Alla fine della prima parte, della musica resta solamente rumore, e del rumore la matrice numerica, tracce di oscilloscopio, rappresentazioni grafiche di frequenze proiettate sullo schermo. Fino alla compressione ultima delle frequenze sinusoidali che precede il silenzio.
Il secondo tempo apre con il violoncello, da cui riemerge un suono cupo e profondo, che progressivamente il live campiona e rielabora a ricostruire la tessitura sonora di un discorso musicale. Fino a che nasce e si spande la musica del pianoforte di Melnyk. È la Natura che racconta il proprio Sé originale, il dono primigenio, le cui parole si proiettano sul grande schermo come un’orazione.
Infine, nel dissolversi del live in un vortice di suoni e immagini informi ma caldamente magmatici, si alza la voce umana. Una voce femminile alta e solenne a evocare la speranza.
Arte e scienza si incontrano nel ripensare la Natura
Quanto il tema sia sentito, e addirittura pervasivo nell’arte contemporanea, lo dimostra il programma stesso del Festival, nel quale proprio il bosco come luogo archetipico di incontro fra l’atavica cognizione della natura e la centralità della sua funzione biologica per la vita del Pianeta è al centro di altre opere.

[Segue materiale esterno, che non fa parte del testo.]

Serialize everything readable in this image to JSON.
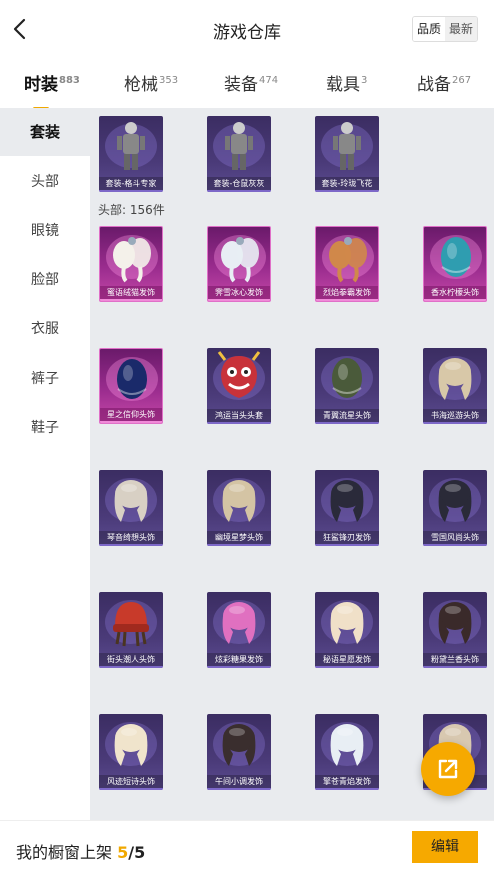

Diversissimi per tipologia e mezzi espressivi, questi lavori si incardinano comunque coscientemente su un tema che condensa in sé paure e speranze dell’immaginario con cui guardiamo alla crisi ecologica.
È il caso dell’installazione “côté cour/côté jardin” di Eva Jospin aperta fino a dicembre nel Ridotto del Teatro Valli. Jospin, nella cui produzione artistica la foresta occupa un posto centrale, propone una “scena doppia”: da un lato la scena teatrale, dall’altro una fitta foresta misteriosa.
In “La notte è il mio giorno preferito” Annamaria Ajmone ci porta, il 10 ottobre, in una foresta né vergine né idealizzata, ma tecno naturale, che include e trasforma i segni lasciati dai propri abitanti. Lo spettacolo di danza prende lo spunto dalla pratica, delineata da Baptiste Morizot nel saggio Sur la piste animale, del tracciamento filosofico: l’esercizio di seguire le piste attraversate dagli animali selvatici per “prenderne a prestito” lo sguardo e intuirne la possibilità di azione.